С другой стороны, обязанность отца Дмитрия соблюдать все посты часто упиралась в невозможность приобрести у якутов постных продуктов, что приводило к еще большему ограничению: «У якутов нет ни хлеба, ни рыбы, и я питался одними ржаными сухарями. Раз, простояв целый день на ногах, выслушав исповедь, я до того изнемог, что упал и со мной едва отводились»[72]. При этом он отмечал, что все священники Якутской области во время выезда в епархию имеют обыкновение употреблять в пищу и мясо, и молоко во всякое время года, но сам отец Дмитрий не мог позволить себе этого, так как «что стоит только разрешить по нужде, там разрешишь и без нужды»[73].
Таким образом, отец Дмитрий, несмотря на тяготы миссионерской жизни, находился все-таки в лучшем положении с точки зрения продуктового снабжения, чем его коллеги на Аляске. В более позднее время отец Григорий Попов, сталкиваясь с теми же проблемами, что и его предшественники, более подробно останавливался в описании стола, предоставляемого ему якутами во время путешествий: «Обыкновенно единственную пищу у здешних якутов составляет лишь молоко и выделываемое из него так называемое “сорат” и “тар” (кислое молоко), смешанное с древесной корой, а также мясо лесных диких животных и птиц и наконец — чай пустой без всякой прикуски. Во время говения они, обыкновенно, оставляют лишь мясную пищу»[74].
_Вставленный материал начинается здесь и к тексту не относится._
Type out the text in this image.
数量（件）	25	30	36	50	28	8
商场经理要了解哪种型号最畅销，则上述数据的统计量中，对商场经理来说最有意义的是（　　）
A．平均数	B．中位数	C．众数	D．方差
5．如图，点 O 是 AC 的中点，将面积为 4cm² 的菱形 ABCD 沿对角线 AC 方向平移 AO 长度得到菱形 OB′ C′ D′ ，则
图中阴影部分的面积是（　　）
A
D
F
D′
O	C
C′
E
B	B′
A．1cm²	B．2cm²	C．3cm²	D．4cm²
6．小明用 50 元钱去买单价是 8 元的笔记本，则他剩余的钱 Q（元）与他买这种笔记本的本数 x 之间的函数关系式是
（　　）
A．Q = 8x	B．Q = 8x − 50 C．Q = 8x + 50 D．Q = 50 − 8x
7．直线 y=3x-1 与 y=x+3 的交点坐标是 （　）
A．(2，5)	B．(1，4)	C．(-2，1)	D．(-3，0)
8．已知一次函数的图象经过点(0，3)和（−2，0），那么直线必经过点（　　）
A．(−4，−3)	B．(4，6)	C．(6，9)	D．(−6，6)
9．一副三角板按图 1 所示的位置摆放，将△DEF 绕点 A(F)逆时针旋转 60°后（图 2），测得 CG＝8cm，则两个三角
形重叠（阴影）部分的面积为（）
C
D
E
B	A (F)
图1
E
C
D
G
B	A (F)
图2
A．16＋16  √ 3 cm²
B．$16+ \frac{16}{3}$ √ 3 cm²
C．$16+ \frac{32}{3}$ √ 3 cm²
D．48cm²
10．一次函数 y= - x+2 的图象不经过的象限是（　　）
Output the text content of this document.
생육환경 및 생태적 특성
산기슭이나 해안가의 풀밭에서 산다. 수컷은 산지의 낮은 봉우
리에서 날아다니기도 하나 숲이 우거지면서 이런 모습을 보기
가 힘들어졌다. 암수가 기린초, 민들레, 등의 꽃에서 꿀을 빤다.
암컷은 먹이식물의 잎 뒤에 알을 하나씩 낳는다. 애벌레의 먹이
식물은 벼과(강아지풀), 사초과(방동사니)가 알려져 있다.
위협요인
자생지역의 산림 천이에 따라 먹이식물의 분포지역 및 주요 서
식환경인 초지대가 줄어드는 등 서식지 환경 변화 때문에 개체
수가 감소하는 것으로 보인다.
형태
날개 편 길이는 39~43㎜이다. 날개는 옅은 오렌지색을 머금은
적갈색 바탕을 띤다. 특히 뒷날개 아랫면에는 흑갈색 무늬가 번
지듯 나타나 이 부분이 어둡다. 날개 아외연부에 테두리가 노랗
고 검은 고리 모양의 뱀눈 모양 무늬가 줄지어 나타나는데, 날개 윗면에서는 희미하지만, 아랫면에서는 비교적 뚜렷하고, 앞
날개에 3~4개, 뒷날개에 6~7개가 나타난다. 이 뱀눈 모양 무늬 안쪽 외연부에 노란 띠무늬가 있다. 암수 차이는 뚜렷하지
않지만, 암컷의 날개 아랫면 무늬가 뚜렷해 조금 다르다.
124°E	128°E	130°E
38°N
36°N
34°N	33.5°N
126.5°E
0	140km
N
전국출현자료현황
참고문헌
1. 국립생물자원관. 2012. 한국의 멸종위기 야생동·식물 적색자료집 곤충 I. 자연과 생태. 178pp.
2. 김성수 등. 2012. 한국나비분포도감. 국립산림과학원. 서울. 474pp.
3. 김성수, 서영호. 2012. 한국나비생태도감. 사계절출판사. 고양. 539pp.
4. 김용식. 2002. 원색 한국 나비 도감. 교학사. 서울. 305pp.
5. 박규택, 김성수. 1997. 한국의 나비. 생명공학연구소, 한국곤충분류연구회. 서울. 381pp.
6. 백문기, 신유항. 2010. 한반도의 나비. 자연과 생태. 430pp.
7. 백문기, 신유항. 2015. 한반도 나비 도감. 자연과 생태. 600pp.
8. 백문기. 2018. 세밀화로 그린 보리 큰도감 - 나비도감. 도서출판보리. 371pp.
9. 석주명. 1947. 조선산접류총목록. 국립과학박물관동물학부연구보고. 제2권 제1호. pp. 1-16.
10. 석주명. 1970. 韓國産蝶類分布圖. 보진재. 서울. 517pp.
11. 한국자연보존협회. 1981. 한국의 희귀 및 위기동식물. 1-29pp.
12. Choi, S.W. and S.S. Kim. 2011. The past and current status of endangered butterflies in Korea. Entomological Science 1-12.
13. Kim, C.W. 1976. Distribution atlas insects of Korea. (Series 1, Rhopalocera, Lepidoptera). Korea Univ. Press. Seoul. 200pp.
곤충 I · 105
Должность миссионера подразумевала воистину подвиг веры. Речь идет о тяжести дорог и регулярном отсутствии теплого (не говоря уже о комфортабельности) ночлега, скудости и иной раз отсутствии провианта и различных форс-мажорных обстоятельствах (например, гибели тягловых животных). Тяжелым, особенно поначалу, в условиях незнания местного языка была сама проповедь населению, принадлежавшему к другой культуре, и требовала особого таланта. Следует отметить, что вплоть до конца XIX в. в Якутской области практически отсутствовала более-менее современная инфраструктура. Во всем, что было связано с бытом и каждодневной практикой, так или иначе прослеживались сильные влияния местного населения, на чей опыт православные миссионеры не гнушались опереться. В первую очередь это касается транспорта: миссионеры в нужных условиях пользовались повозками, запряженными оленями, лошадьми местной породы, собаками и даже коровами. В летнее время самым удобным транспортом был речной. Якуты в основном доброжелательно и с почтением относившиеся к священнослужителям, делили с ними бытовые условия, отчего миссионеры практически не жаловались на суровые жилищные условия и проводили ночлег в юртах, холодных поварнях и, редко, в избах. То же самое касается и питания — очевидно, священнослужители переходили на туземный рацион, состоявший в основном из рыбы и различных молочных продуктов. При этом стоит отметить, что, даже не имея с собой объемных запасов скоромной пищи, миссионеры старались соблюдать посты. Нередко приходилось оставаться ночевать прямо на снегу. Стоит отметить, что это никогда не было причиной для того, чтобы оставить свое миссионерское служение.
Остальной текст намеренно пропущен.